Bagian 19 : Terlalu Berharap

44.7K 4.3K 24
                                    

Andrian mengendarai motornya dengan kecepatan sedang. Setelah meninggalkan salah satu cewek yang mau dia porotin di pinggir jalan, ia bingung mau melakukan apa setelah ini.

Ia pun menepikan motornya dan berhenti. Dirogohnya saku untuk mencari ponsel.

Sroll.

Ia menggulir layarnya yang menampilkan deretan kontak para mangsanya.

"Nggak ada yang menarik," gerutunya. "Mereka semua ngebosenin."

Ia menghela napas.

BRAK!

Sebuah dentuman keras mengagetkan Andrian. Sebuah kecelakaan terjadi tepat di depannya.

"Anjir, sialan bikin kaget!" gerutunya. Ia melihat dari sepeda motornya berada.

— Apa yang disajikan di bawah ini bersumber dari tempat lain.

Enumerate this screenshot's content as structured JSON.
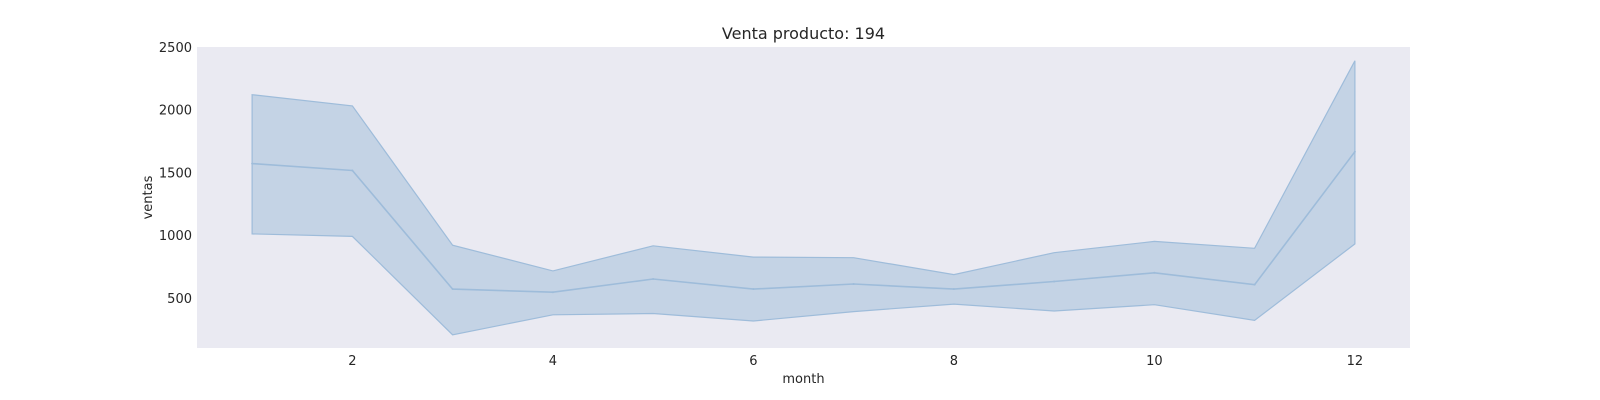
{
  "chart_data": {
    "type": "line",
    "title": "Venta producto: 194",
    "xlabel": "month",
    "ylabel": "ventas",
    "x": [
      1,
      2,
      3,
      4,
      5,
      6,
      7,
      8,
      9,
      10,
      11,
      12
    ],
    "series": [
      {
        "values": [
          1570,
          1515,
          570,
          545,
          650,
          570,
          610,
          570,
          630,
          700,
          605,
          1665
        ],
        "ci_lower": [
          1010,
          990,
          205,
          365,
          375,
          315,
          390,
          450,
          395,
          445,
          320,
          930
        ],
        "ci_upper": [
          2120,
          2030,
          920,
          715,
          915,
          825,
          820,
          685,
          860,
          950,
          895,
          2390
        ]
      }
    ],
    "xlim": [
      0.45,
      12.55
    ],
    "ylim": [
      100,
      2500
    ],
    "xticks": [
      2,
      4,
      6,
      8,
      10,
      12
    ],
    "yticks": [
      500,
      1000,
      1500,
      2000,
      2500
    ],
    "grid": false,
    "colors": {
      "background": "#eaeaf2",
      "line": "#9ebcda",
      "band": "#b7cbe0",
      "band_edge": "#9ebcda"
    }
  }
}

Sebuah motor ditabrak dari belakang oleh motor lain. Yang menabrak marah-marah kepada motor di depannya.

Perempuan pemilik sepeda motor yang ditabrak itu berdiri dan melepas helmnya. Rambut yang sebelumnya diselipkan di dalam helm pun terurai indah ke bahunya.

Perempuan itu membungkuk sepertinya sedang meminta maaf.

Andrian menatap perempuan itu dari samping. Seperti mengenalnya. Dan karena mereka masih cek-cok, lalu lintas di sekitar pun mulai macet.

"Dia?" ucap Andrian kemudian turun dari motornya dan berjalan menghampiri tempat kejadian.

"Maaf, ada apa ya?" tanya Andrian kepada penabrak. Seorang wanita paruh baya itu terlihat sedikit kaget mengetahui Andrian.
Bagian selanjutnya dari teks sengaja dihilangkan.